IMHO split it within a day or wait until it's dry (if it doesn't rot before that happens), or buy a gas powered splitter.

AGREE - as soon as it is cut = GO GREEN
 
Manually splitting :

You ever try couple of the big splitting wedges and a maul.
Had one of the big splitting wedges come flying out of frozen green oak once when I hit it with a big maul and the big heavy wedge glanced off my inside ankle bone. I went down like a wet wash rag. I was wearing thick leather top shoe with a thick sock. Would have been bad if ankle not protected somewhat by the high topped shoe. I still feel the pain when I think about such and even more so when I look at that wedge which I still have today. Was couple days before I went back to finish the job and that gave me ANOTHER GOOD EXCUSE to go buy a 37 ton wood splitter.
 
I just brought home a couple truckloads of oak rounds up to 18 in in diameter. I do not have a functioning
splitter other than a maul, sledge and wedges and axe. On a green round about 15inches in in diameter, It took about eight good swings with an 8 pound maul to get it to split. ( three or four hits in the same groove ) I have been splitting wood for many decades and never came to any conclusions about this.
What are your opinions ? Since I am going to split at an old age manually, it is more important now.

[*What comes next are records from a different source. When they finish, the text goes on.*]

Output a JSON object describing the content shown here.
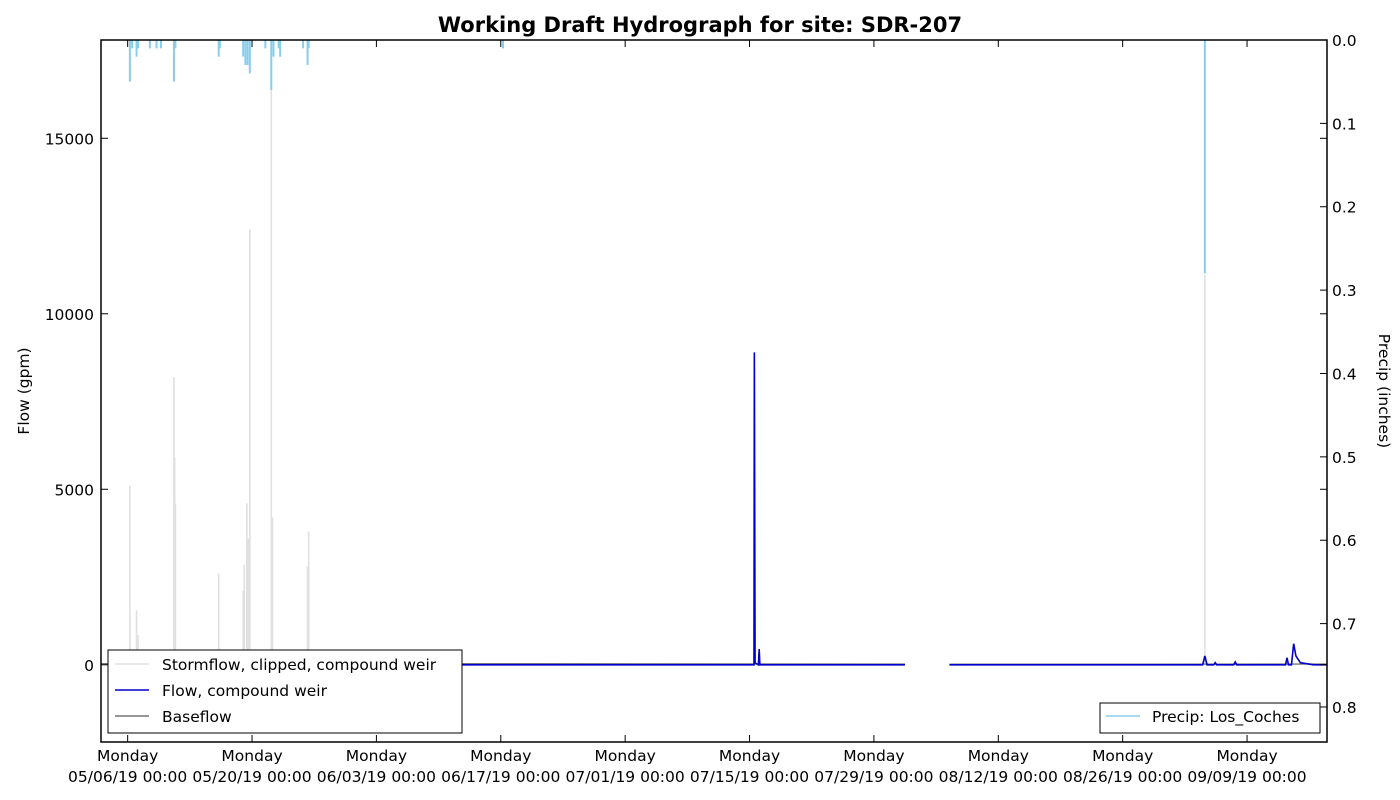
{
  "chart_data": {
    "type": "line",
    "title": "Working Draft Hydrograph for site: SDR-207",
    "ylabel": "Flow (gpm)",
    "y2label": "Precip (inches)",
    "xlim": [
      "2019-05-03",
      "2019-09-18"
    ],
    "ylim": [
      -2200,
      17800
    ],
    "y2lim": [
      0.0,
      0.842
    ],
    "y2_inverted": true,
    "yticks": [
      0,
      5000,
      10000,
      15000
    ],
    "y2ticks": [
      "0.0",
      "0.1",
      "0.2",
      "0.3",
      "0.4",
      "0.5",
      "0.6",
      "0.7",
      "0.8"
    ],
    "xticks": [
      {
        "x": "2019-05-06",
        "l1": "Monday",
        "l2": "05/06/19 00:00"
      },
      {
        "x": "2019-05-20",
        "l1": "Monday",
        "l2": "05/20/19 00:00"
      },
      {
        "x": "2019-06-03",
        "l1": "Monday",
        "l2": "06/03/19 00:00"
      },
      {
        "x": "2019-06-17",
        "l1": "Monday",
        "l2": "06/17/19 00:00"
      },
      {
        "x": "2019-07-01",
        "l1": "Monday",
        "l2": "07/01/19 00:00"
      },
      {
        "x": "2019-07-15",
        "l1": "Monday",
        "l2": "07/15/19 00:00"
      },
      {
        "x": "2019-07-29",
        "l1": "Monday",
        "l2": "07/29/19 00:00"
      },
      {
        "x": "2019-08-12",
        "l1": "Monday",
        "l2": "08/12/19 00:00"
      },
      {
        "x": "2019-08-26",
        "l1": "Monday",
        "l2": "08/26/19 00:00"
      },
      {
        "x": "2019-09-09",
        "l1": "Monday",
        "l2": "09/09/19 00:00"
      }
    ],
    "grid": false,
    "legend_left": {
      "placement": "lower-left",
      "entries": [
        "Stormflow, clipped, compound weir",
        "Flow, compound weir",
        "Baseflow"
      ]
    },
    "legend_right": {
      "placement": "lower-right",
      "entries": [
        "Precip: Los_Coches"
      ]
    },
    "series": [
      {
        "name": "Stormflow, clipped, compound weir",
        "color": "#e0e0e0",
        "kind": "spikes",
        "points": [
          [
            "2019-05-06 06:00",
            5100
          ],
          [
            "2019-05-07 00:00",
            1550
          ],
          [
            "2019-05-07 04:00",
            850
          ],
          [
            "2019-05-11 05:00",
            8200
          ],
          [
            "2019-05-11 07:00",
            5900
          ],
          [
            "2019-05-11 09:00",
            4600
          ],
          [
            "2019-05-16 06:00",
            2600
          ],
          [
            "2019-05-19 00:00",
            2100
          ],
          [
            "2019-05-19 03:00",
            2850
          ],
          [
            "2019-05-19 10:00",
            4600
          ],
          [
            "2019-05-19 14:00",
            3600
          ],
          [
            "2019-05-19 18:00",
            12400
          ],
          [
            "2019-05-22 04:00",
            16400
          ],
          [
            "2019-05-22 07:00",
            4200
          ],
          [
            "2019-05-26 06:00",
            2800
          ],
          [
            "2019-05-26 09:00",
            3800
          ],
          [
            "2019-09-04 06:00",
            11100
          ]
        ]
      },
      {
        "name": "Flow, compound weir",
        "color": "#0000cc",
        "kind": "line",
        "segments": [
          [
            [
              "2019-05-26 12:00",
              0
            ],
            [
              "2019-07-15 12:00",
              0
            ],
            [
              "2019-07-15 13:00",
              8900
            ],
            [
              "2019-07-15 15:00",
              50
            ],
            [
              "2019-07-16 00:00",
              0
            ],
            [
              "2019-07-16 02:00",
              450
            ],
            [
              "2019-07-16 04:00",
              0
            ],
            [
              "2019-08-01 12:00",
              0
            ]
          ],
          [
            [
              "2019-08-06 12:00",
              0
            ],
            [
              "2019-09-04 00:00",
              0
            ],
            [
              "2019-09-04 06:00",
              250
            ],
            [
              "2019-09-04 12:00",
              0
            ],
            [
              "2019-09-05 06:00",
              0
            ],
            [
              "2019-09-05 10:00",
              60
            ],
            [
              "2019-09-05 14:00",
              0
            ],
            [
              "2019-09-07 12:00",
              0
            ],
            [
              "2019-09-07 16:00",
              80
            ],
            [
              "2019-09-07 20:00",
              0
            ],
            [
              "2019-09-13 08:00",
              0
            ],
            [
              "2019-09-13 12:00",
              200
            ],
            [
              "2019-09-13 16:00",
              0
            ],
            [
              "2019-09-14 00:00",
              0
            ],
            [
              "2019-09-14 06:00",
              600
            ],
            [
              "2019-09-14 12:00",
              250
            ],
            [
              "2019-09-15 00:00",
              60
            ],
            [
              "2019-09-16 12:00",
              0
            ],
            [
              "2019-09-18 00:00",
              0
            ]
          ]
        ]
      },
      {
        "name": "Baseflow",
        "color": "#777777",
        "kind": "line",
        "segments": [
          [
            [
              "2019-05-03 00:00",
              30
            ],
            [
              "2019-06-20 00:00",
              30
            ],
            [
              "2019-07-29 00:00",
              20
            ],
            [
              "2019-08-01 12:00",
              20
            ]
          ],
          [
            [
              "2019-08-06 12:00",
              15
            ],
            [
              "2019-09-18 00:00",
              20
            ]
          ]
        ]
      },
      {
        "name": "Precip: Los_Coches",
        "color": "#87ceeb",
        "kind": "inverted-bars",
        "axis": "right",
        "points": [
          [
            "2019-05-06 06:00",
            0.05
          ],
          [
            "2019-05-06 12:00",
            0.01
          ],
          [
            "2019-05-07 00:00",
            0.02
          ],
          [
            "2019-05-07 04:00",
            0.01
          ],
          [
            "2019-05-08 12:00",
            0.01
          ],
          [
            "2019-05-09 06:00",
            0.01
          ],
          [
            "2019-05-09 18:00",
            0.01
          ],
          [
            "2019-05-11 05:00",
            0.05
          ],
          [
            "2019-05-11 09:00",
            0.01
          ],
          [
            "2019-05-16 06:00",
            0.02
          ],
          [
            "2019-05-16 09:00",
            0.01
          ],
          [
            "2019-05-19 00:00",
            0.02
          ],
          [
            "2019-05-19 06:00",
            0.03
          ],
          [
            "2019-05-19 12:00",
            0.03
          ],
          [
            "2019-05-19 18:00",
            0.04
          ],
          [
            "2019-05-21 12:00",
            0.01
          ],
          [
            "2019-05-22 04:00",
            0.06
          ],
          [
            "2019-05-22 10:00",
            0.02
          ],
          [
            "2019-05-23 00:00",
            0.01
          ],
          [
            "2019-05-23 04:00",
            0.02
          ],
          [
            "2019-05-25 18:00",
            0.01
          ],
          [
            "2019-05-26 06:00",
            0.03
          ],
          [
            "2019-05-26 09:00",
            0.01
          ],
          [
            "2019-06-17 06:00",
            0.01
          ],
          [
            "2019-09-04 06:00",
            0.28
          ]
        ]
      }
    ]
  }
}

Oak develops a lot of natural cracks as it dries. I would let it sit for a year. Then it becomes one of the easiest to split. For large rounds, split flakes from the outside in, rather than trying to split the whole thing in half.
 
Different oaks are completely different animals. Water oak splits easy green or seasoned. Maybe that’s why they love to fall.

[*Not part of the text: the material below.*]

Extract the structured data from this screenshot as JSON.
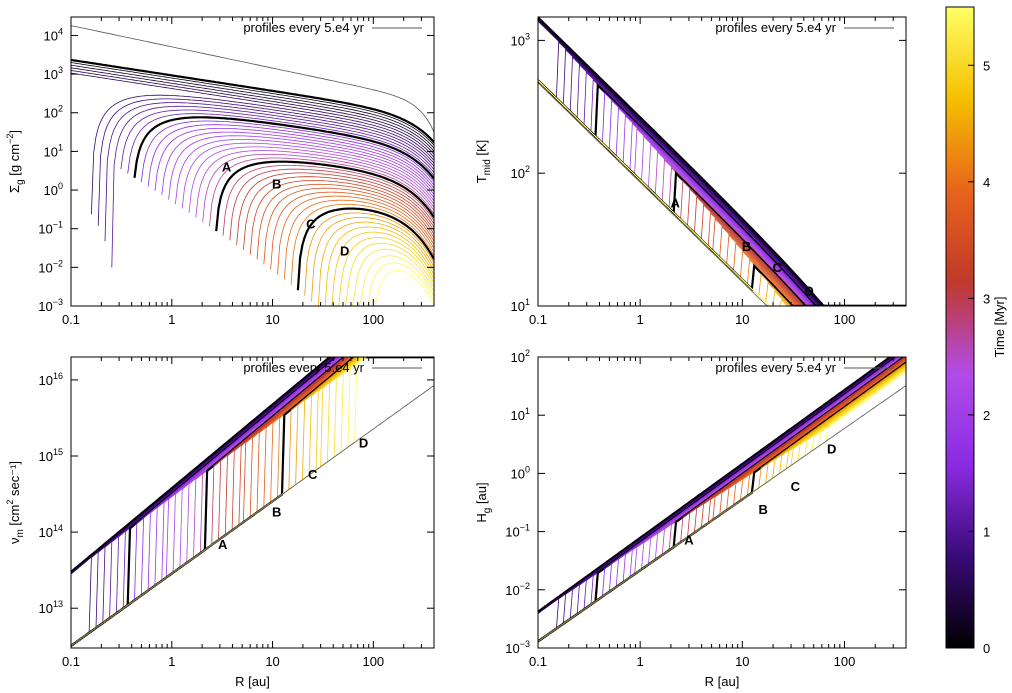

Live oak is one of the hardest splitting woods there is. It’s almost impossible to split with an axe green or seasoned. I can split it pretty good if it’s 40 to 50 years seasoned with some good cracks forming.
 
Don’t know I split a lot of red oak live oak and post oak and I have the big wedges and a 16 lb sledgehammer it’s hard when it’s green and I think harder when it’s dry. Sometimes when I get a lot of it I rent a splitter from sunbelt it’s about 140$ for Saturday and Sunday and just knock it all out.